Monday, March 21, 2011

Day whatever the hell it is for gardening & photography

The tomatoes are finally about 2in tall. After work today, I spent about an hour and 20 min repotting the little ones. All together, I had 49 plants. Each now in their own little pot. The next few days will be a test for them while their roots adjust to the new environment. Then I can't wait for them to take off again. I plan on selling the extra plants for $1 each. All I want is to break even for what I spent on seeds, pots, and soil. Working on acquiring more soil for free or close to free.

Weather: gales and showers. Puts people in a bad mood methinks. That and plus it's Monday. Happy to be home.

Found a great photographer: Roni River, an Israeli photographer. I didn't really read any of her writings since they were in all caps. But the photos...so evocative. I think she's gorgeous. It makes me sad when she posted a picture of herself commenting that it's taken her a long time to gather enough courage to post it. Honestly, her reluctance is a feeling every women/girl can share, unfortunately. I look at my body and I feel unhappy about it. Scars without a great accompanying pirate story. Just there because I was lucky enough to be in the middle of the Venn diagram between the circles of "the 11 year old with shingles (which happens to be a mostly old person's disease and those who are immunocompromised, of which I am neither)" and "Asian with skin prone to form keloids." I'm not stupid.

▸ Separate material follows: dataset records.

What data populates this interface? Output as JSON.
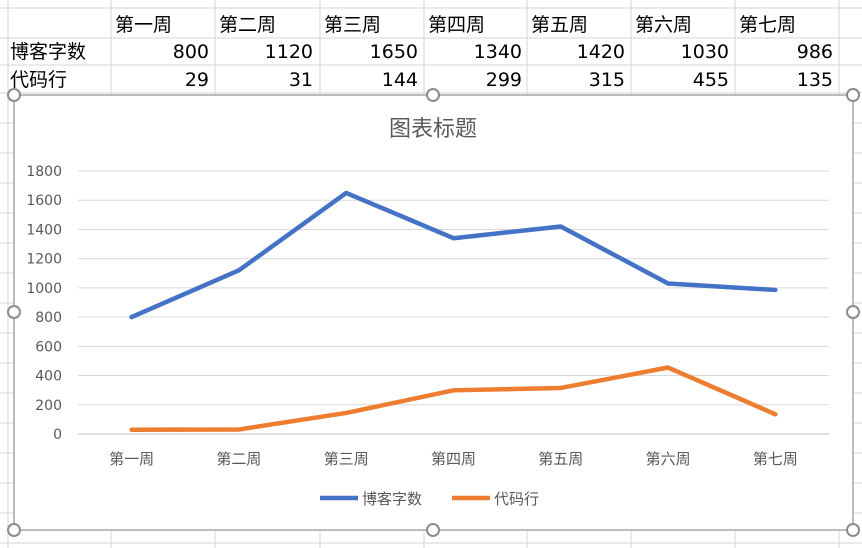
{
  "sheet": {
    "header_row": [
      "第一周",
      "第二周",
      "第三周",
      "第四周",
      "第五周",
      "第六周",
      "第七周"
    ],
    "rows": [
      {
        "label": "博客字数",
        "values": [
          "800",
          "1120",
          "1650",
          "1340",
          "1420",
          "1030",
          "986"
        ]
      },
      {
        "label": "代码行",
        "values": [
          "29",
          "31",
          "144",
          "299",
          "315",
          "455",
          "135"
        ]
      }
    ]
  },
  "chart_data": {
    "type": "line",
    "title": "图表标题",
    "categories": [
      "第一周",
      "第二周",
      "第三周",
      "第四周",
      "第五周",
      "第六周",
      "第七周"
    ],
    "series": [
      {
        "name": "博客字数",
        "color": "#4472C4",
        "values": [
          800,
          1120,
          1650,
          1340,
          1420,
          1030,
          986
        ]
      },
      {
        "name": "代码行",
        "color": "#ED7D31",
        "values": [
          29,
          31,
          144,
          299,
          315,
          455,
          135
        ]
      }
    ],
    "ylim": [
      0,
      1800
    ],
    "yticks": [
      "0",
      "200",
      "400",
      "600",
      "800",
      "1000",
      "1200",
      "1400",
      "1600",
      "1800"
    ],
    "grid": true,
    "legend": "bottom",
    "xlabel": "",
    "ylabel": ""
  }
}
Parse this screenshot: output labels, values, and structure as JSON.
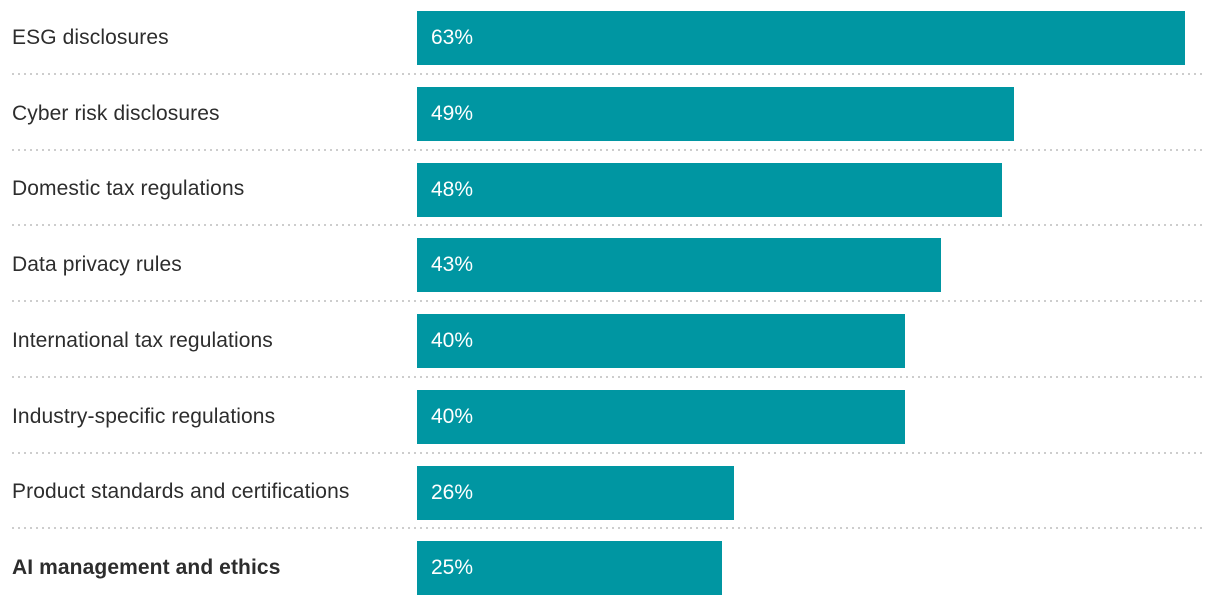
{
  "chart_data": {
    "type": "bar",
    "orientation": "horizontal",
    "title": "",
    "xlabel": "",
    "ylabel": "",
    "unit": "%",
    "xlim": [
      0,
      66
    ],
    "grid": "off",
    "legend": "none",
    "categories": [
      "ESG disclosures",
      "Cyber risk disclosures",
      "Domestic tax regulations",
      "Data privacy rules",
      "International tax regulations",
      "Industry-specific regulations",
      "Product standards and certifications",
      "AI management and ethics"
    ],
    "values": [
      63,
      49,
      48,
      43,
      40,
      40,
      26,
      25
    ],
    "value_labels": [
      "63%",
      "49%",
      "48%",
      "43%",
      "40%",
      "40%",
      "26%",
      "25%"
    ],
    "bold_category_index": 7,
    "colors": {
      "bar": "#0096A2",
      "value_text": "#ffffff",
      "label_text": "#2d2d2d",
      "separator": "#cdcdcd",
      "background": "#ffffff"
    }
  }
}
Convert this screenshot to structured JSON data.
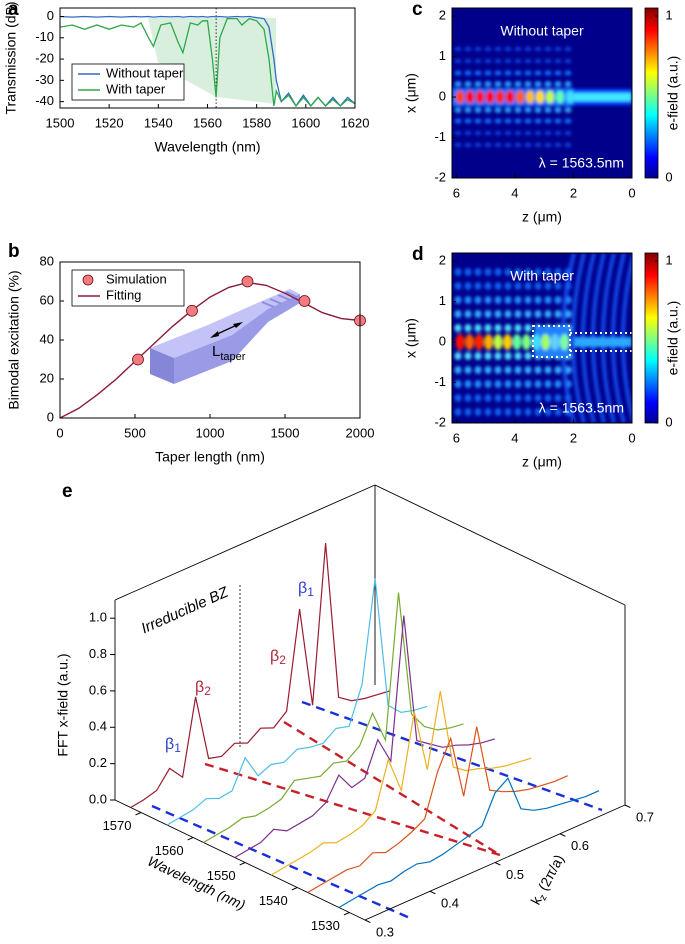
{
  "chart_data": [
    {
      "type": "line",
      "panel": "a",
      "xlabel": "Wavelength (nm)",
      "ylabel": "Transmission (dB)",
      "x": [
        1500,
        1505,
        1510,
        1515,
        1520,
        1525,
        1530,
        1533,
        1536,
        1538,
        1541,
        1545,
        1548,
        1550,
        1553,
        1556,
        1558,
        1560,
        1562,
        1563.5,
        1565,
        1568,
        1572,
        1574,
        1577,
        1580,
        1583,
        1585,
        1587,
        1588,
        1590,
        1593,
        1596,
        1599,
        1602,
        1605,
        1608,
        1611,
        1614,
        1617,
        1620
      ],
      "xlim": [
        1500,
        1620
      ],
      "xticks": [
        1500,
        1520,
        1540,
        1560,
        1580,
        1600,
        1620
      ],
      "ylim": [
        -43,
        4
      ],
      "yticks": [
        0,
        -10,
        -20,
        -30,
        -40
      ],
      "vline": 1563.5,
      "legend": "lower left",
      "series": [
        {
          "name": "Without taper",
          "color": "#2e6cc4",
          "values": [
            0,
            -0.3,
            0,
            -0.3,
            0,
            -0.3,
            0,
            -0.2,
            0,
            -0.3,
            0,
            -0.2,
            0,
            -0.3,
            0,
            -0.2,
            0,
            -0.3,
            0,
            -0.2,
            0,
            -0.3,
            0,
            -0.2,
            0,
            -0.5,
            -1,
            -5,
            -20,
            -30,
            -40,
            -36,
            -42,
            -37,
            -42,
            -38,
            -42,
            -38,
            -42,
            -38,
            -41
          ]
        },
        {
          "name": "With taper",
          "color": "#2ea84a",
          "values": [
            -5,
            -4,
            -6,
            -4,
            -6,
            -4,
            -5,
            -3,
            -10,
            -14,
            -4,
            -3,
            -12,
            -17,
            -3,
            -4,
            -2,
            -2,
            -20,
            -38,
            -10,
            -1,
            -1,
            -4,
            -1,
            -2,
            -6,
            -20,
            -42,
            -35,
            -40,
            -37,
            -42,
            -38,
            -42,
            -38,
            -42,
            -39,
            -42,
            -39,
            -41
          ]
        }
      ]
    },
    {
      "type": "scatter",
      "panel": "b",
      "xlabel": "Taper length (nm)",
      "ylabel": "Bimodal excitation (%)",
      "xlim": [
        0,
        2000
      ],
      "xticks": [
        0,
        500,
        1000,
        1500,
        2000
      ],
      "ylim": [
        0,
        80
      ],
      "yticks": [
        0,
        20,
        40,
        60,
        80
      ],
      "legend": "upper left",
      "inset_label": "L",
      "inset_label_sub": "taper",
      "series": [
        {
          "name": "Simulation",
          "style": "marker",
          "color": "#f27b80",
          "x": [
            520,
            880,
            1250,
            1630,
            2000
          ],
          "values": [
            30,
            55,
            70,
            60,
            50
          ]
        },
        {
          "name": "Fitting",
          "style": "line",
          "color": "#8c1a3c",
          "x": [
            0,
            125,
            250,
            375,
            500,
            625,
            750,
            875,
            1000,
            1125,
            1250,
            1375,
            1500,
            1625,
            1750,
            1875,
            2000
          ],
          "values": [
            0,
            5,
            12,
            20,
            29,
            38,
            47,
            55,
            62,
            67,
            69.5,
            68,
            64,
            59,
            54,
            51,
            50
          ]
        }
      ]
    },
    {
      "type": "heatmap",
      "panel": "c",
      "title": "Without taper",
      "annotation": "λ = 1563.5nm",
      "xlabel": "z (μm)",
      "ylabel": "x (μm)",
      "xlim": [
        6.15,
        0
      ],
      "xticks": [
        6,
        4,
        2,
        0
      ],
      "ylim": [
        -2,
        2.2
      ],
      "yticks": [
        -2,
        -1,
        0,
        1,
        2
      ],
      "colorbar_label": "e-field (a.u.)",
      "colormap": "jet",
      "clim": [
        0,
        1.05
      ],
      "cticks": [
        0,
        1
      ]
    },
    {
      "type": "heatmap",
      "panel": "d",
      "title": "With taper",
      "annotation": "λ = 1563.5nm",
      "xlabel": "z (μm)",
      "ylabel": "x (μm)",
      "xlim": [
        6.15,
        0
      ],
      "xticks": [
        6,
        4,
        2,
        0
      ],
      "ylim": [
        -2,
        2.2
      ],
      "yticks": [
        -2,
        -1,
        0,
        1,
        2
      ],
      "colorbar_label": "e-field (a.u.)",
      "colormap": "jet",
      "clim": [
        0,
        1.05
      ],
      "cticks": [
        0,
        1
      ]
    },
    {
      "type": "waterfall3d",
      "panel": "e",
      "zlabel": "FFT x-field (a.u.)",
      "ylabel": "Wavelength (nm)",
      "xlabel": "k",
      "xlabel_sub": "z",
      "xlabel_unit": "(2π/a)",
      "x": [
        0.3,
        0.32,
        0.34,
        0.36,
        0.38,
        0.4,
        0.42,
        0.44,
        0.46,
        0.48,
        0.5,
        0.52,
        0.54,
        0.56,
        0.58,
        0.6,
        0.62,
        0.64,
        0.66,
        0.68,
        0.7
      ],
      "xlim": [
        0.3,
        0.7
      ],
      "xticks": [
        0.3,
        0.4,
        0.5,
        0.6,
        0.7
      ],
      "ylim": [
        1527,
        1575
      ],
      "yticks": [
        1530,
        1540,
        1550,
        1560,
        1570
      ],
      "zlim": [
        0,
        1.1
      ],
      "zticks": [
        {
          "value": 0,
          "label": "0.0"
        },
        0.2,
        0.4,
        0.6,
        0.8,
        {
          "value": 1,
          "label": "1.0"
        }
      ],
      "annotation": "Irreducible BZ",
      "peak_labels": [
        {
          "text": "β",
          "sub": "1",
          "color": "#2b3fd0"
        },
        {
          "text": "β",
          "sub": "2",
          "color": "#b0283a"
        },
        {
          "text": "β",
          "sub": "2",
          "color": "#b0283a"
        },
        {
          "text": "β",
          "sub": "1",
          "color": "#2b3fd0"
        }
      ],
      "series": [
        {
          "wavelength": 1572,
          "color": "#9b1b30",
          "values": [
            0,
            0.01,
            0.03,
            0.12,
            0.04,
            0.45,
            0.08,
            0.06,
            0.1,
            0.07,
            0.12,
            0.09,
            0.15,
            0.68,
            0.12,
            0.98,
            0.1,
            0.05,
            0.03,
            0.02,
            0.01
          ]
        },
        {
          "wavelength": 1565,
          "color": "#4dbee8",
          "values": [
            0,
            0.01,
            0.02,
            0.05,
            0.02,
            0.03,
            0.18,
            0.05,
            0.08,
            0.06,
            0.1,
            0.08,
            0.07,
            0.12,
            0.1,
            0.3,
            0.85,
            0.12,
            0.05,
            0.03,
            0.02
          ]
        },
        {
          "wavelength": 1558,
          "color": "#77ac30",
          "values": [
            0,
            0.01,
            0.02,
            0.04,
            0.02,
            0.03,
            0.05,
            0.12,
            0.1,
            0.08,
            0.12,
            0.1,
            0.15,
            0.3,
            0.12,
            0.9,
            0.2,
            0.1,
            0.05,
            0.03,
            0.02
          ]
        },
        {
          "wavelength": 1552,
          "color": "#7e2f8e",
          "values": [
            0,
            0.01,
            0.02,
            0.06,
            0.02,
            0.03,
            0.04,
            0.08,
            0.2,
            0.1,
            0.12,
            0.3,
            0.15,
            0.92,
            0.2,
            0.15,
            0.1,
            0.08,
            0.05,
            0.03,
            0.02
          ]
        },
        {
          "wavelength": 1545,
          "color": "#edb120",
          "values": [
            0,
            0.01,
            0.02,
            0.03,
            0.05,
            0.02,
            0.03,
            0.05,
            0.1,
            0.35,
            0.15,
            0.55,
            0.2,
            0.6,
            0.15,
            0.1,
            0.08,
            0.05,
            0.03,
            0.02,
            0.01
          ]
        },
        {
          "wavelength": 1538,
          "color": "#d95319",
          "values": [
            0,
            0.01,
            0.02,
            0.03,
            0.02,
            0.06,
            0.03,
            0.05,
            0.08,
            0.12,
            0.35,
            0.5,
            0.15,
            0.5,
            0.12,
            0.08,
            0.05,
            0.03,
            0.02,
            0.01,
            0.01
          ]
        },
        {
          "wavelength": 1532,
          "color": "#0072bd",
          "values": [
            0,
            0.01,
            0.02,
            0.03,
            0.02,
            0.04,
            0.05,
            0.03,
            0.04,
            0.06,
            0.08,
            0.1,
            0.25,
            0.3,
            0.1,
            0.06,
            0.04,
            0.03,
            0.02,
            0.01,
            0.01
          ]
        }
      ]
    }
  ]
}
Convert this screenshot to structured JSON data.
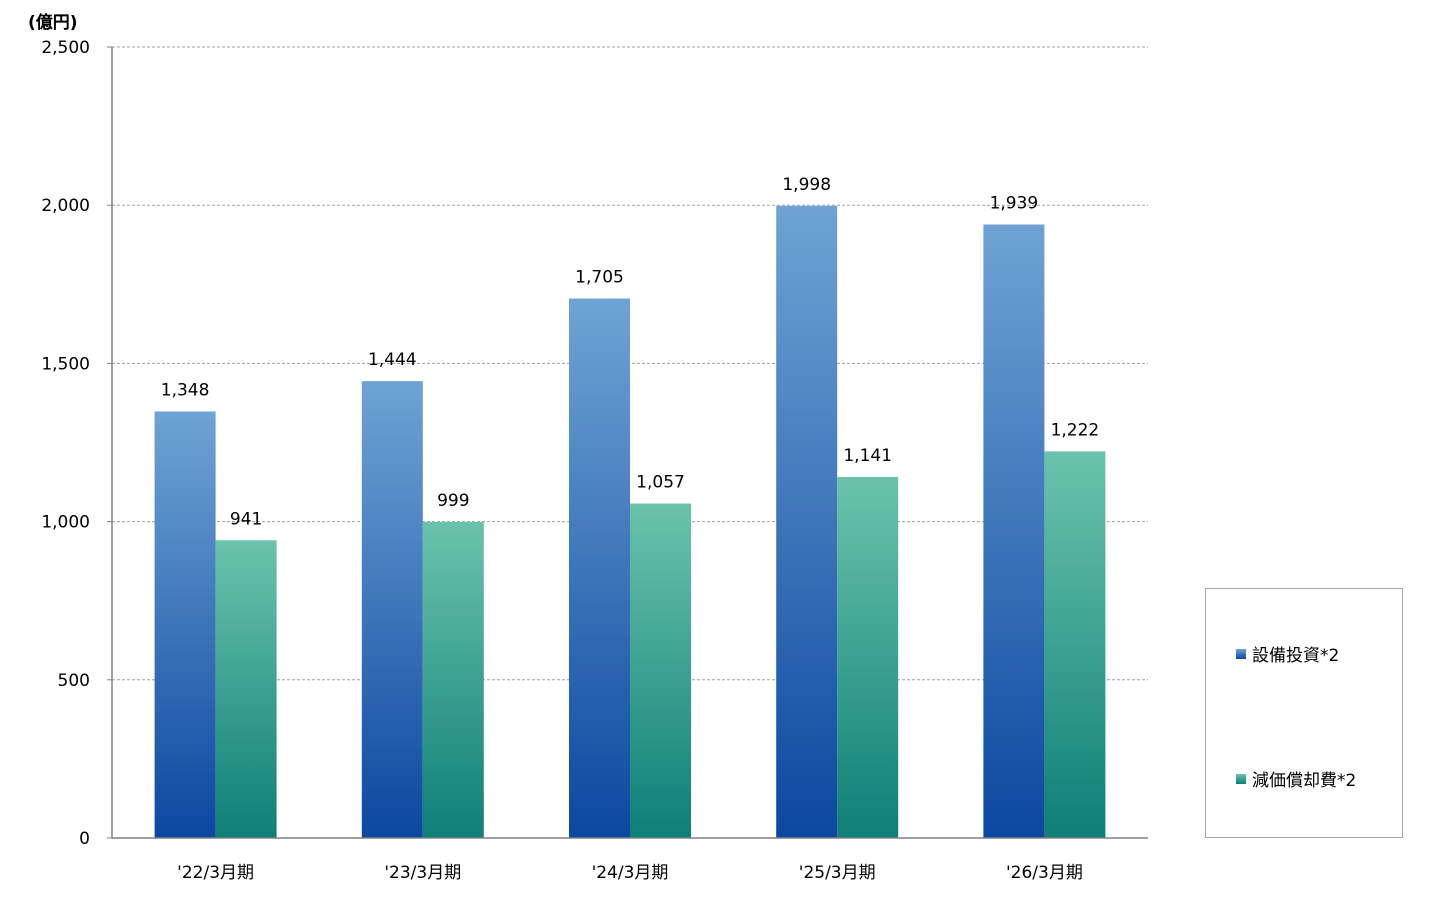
{
  "chart_data": {
    "type": "bar",
    "ylabel": "(億円)",
    "categories": [
      "'22/3月期",
      "'23/3月期",
      "'24/3月期",
      "'25/3月期",
      "'26/3月期"
    ],
    "series": [
      {
        "name": "設備投資*2",
        "values": [
          1348,
          1444,
          1705,
          1998,
          1939
        ],
        "labels": [
          "1,348",
          "1,444",
          "1,705",
          "1,998",
          "1,939"
        ],
        "color_top": "#6fa3d4",
        "color_bottom": "#0c47a0"
      },
      {
        "name": "減価償却費*2",
        "values": [
          941,
          999,
          1057,
          1141,
          1222
        ],
        "labels": [
          "941",
          "999",
          "1,057",
          "1,141",
          "1,222"
        ],
        "color_top": "#6ac3ab",
        "color_bottom": "#0e7f77"
      }
    ],
    "ylim": [
      0,
      2500
    ],
    "yticks": [
      0,
      500,
      1000,
      1500,
      2000,
      2500
    ],
    "ytick_labels": [
      "0",
      "500",
      "1,000",
      "1,500",
      "2,000",
      "2,500"
    ],
    "grid": true,
    "legend_position": "bottom-right"
  }
}
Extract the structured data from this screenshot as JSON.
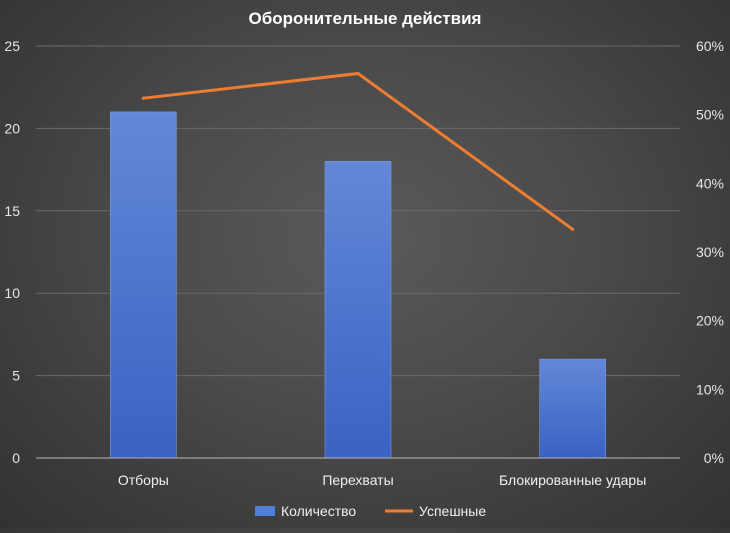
{
  "chart_data": {
    "type": "bar",
    "title": "Оборонительные действия",
    "categories": [
      "Отборы",
      "Перехваты",
      "Блокированные удары"
    ],
    "series": [
      {
        "name": "Количество",
        "type": "bar",
        "axis": "left",
        "color": "#4f7fd6",
        "values": [
          21,
          18,
          6
        ]
      },
      {
        "name": "Успешные",
        "type": "line",
        "axis": "right",
        "color": "#ef7d31",
        "values": [
          0.524,
          0.56,
          0.333
        ]
      }
    ],
    "ylim_left": [
      0,
      25
    ],
    "yticks_left": [
      "0",
      "5",
      "10",
      "15",
      "20",
      "25"
    ],
    "ylim_right": [
      0,
      0.6
    ],
    "yticks_right": [
      "0%",
      "10%",
      "20%",
      "30%",
      "40%",
      "50%",
      "60%"
    ],
    "grid": true,
    "legend_position": "bottom",
    "xlabel": "",
    "ylabel": ""
  }
}
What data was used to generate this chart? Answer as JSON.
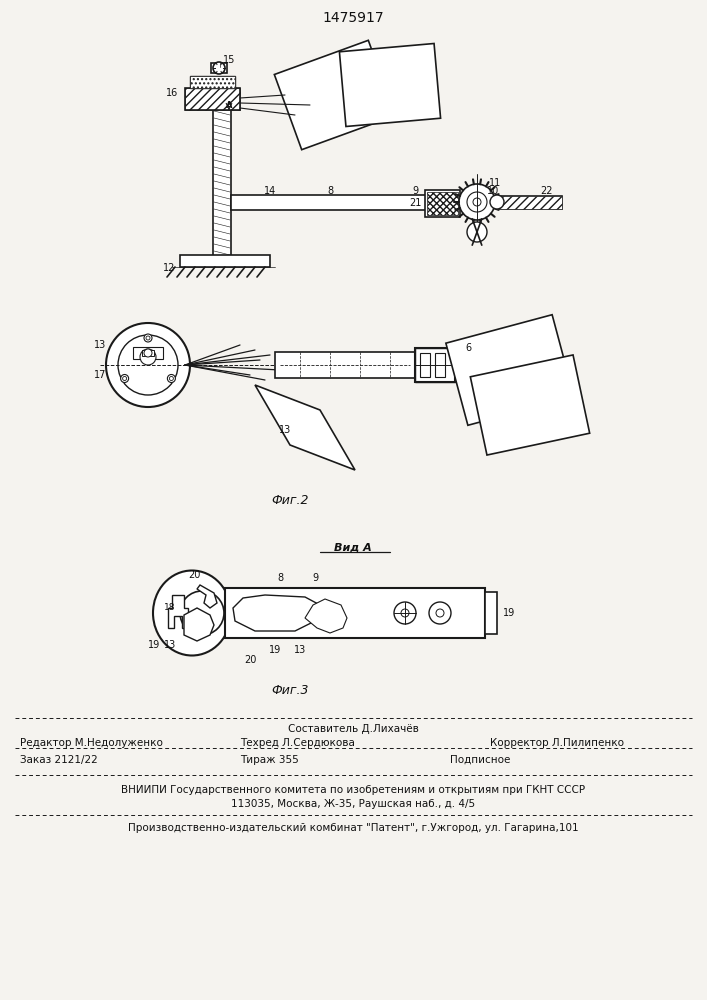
{
  "patent_number": "1475917",
  "bg_color": "#f5f3ef",
  "line_color": "#1a1a1a",
  "text_color": "#111111",
  "fig2_caption": "Фиг.2",
  "fig3_caption": "Фиг.3",
  "vid_a_label": "Вид A",
  "footer_line1_center_top": "Составитель Д.Лихачёв",
  "footer_line1_left": "Редактор М.Недолуженко",
  "footer_line1_center": "Техред Л.Сердюкова",
  "footer_line1_right": "Корректор Л.Пилипенко",
  "footer_line2_left": "Заказ 2121/22",
  "footer_line2_center": "Тираж 355",
  "footer_line2_right": "Подписное",
  "footer_line3": "ВНИИПИ Государственного комитета по изобретениям и открытиям при ГКНТ СССР",
  "footer_line4": "113035, Москва, Ж-35, Раушская наб., д. 4/5",
  "footer_line5": "Производственно-издательский комбинат \"Патент\", г.Ужгород, ул. Гагарина,101"
}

I know what they are, though I don't talk about them to others. In high school when I was in XC, I didn't think I was skinny enough though my best friend who struggled with her own body image problems, told me she wishes she was my size. Instead, I looked enviously at others who didn't store body in the belly area. Always wanted to be five pounds lighter. Now at 27 years old, I look enviously at that girl in high school and wondered why she didn't see something that made her happy? Of course I can't think that without turning my spotlight on myself now. It's a struggle when I constantly see the clash of the body image society holds as ideal and reality failing that ideal. Even though Luis tells me at every opportunity how beautiful I am and never gets tired of reaffirming it whenever I ask, I never truly believe him. Fifteen pounds less...

...all why I love her photography. She puts such a playful spin on the image of her body. Sexy, beautiful, gorgeous, fun. I love that she puts her body out there. It makes me want to take up photography so I can show myself my body through my eyes.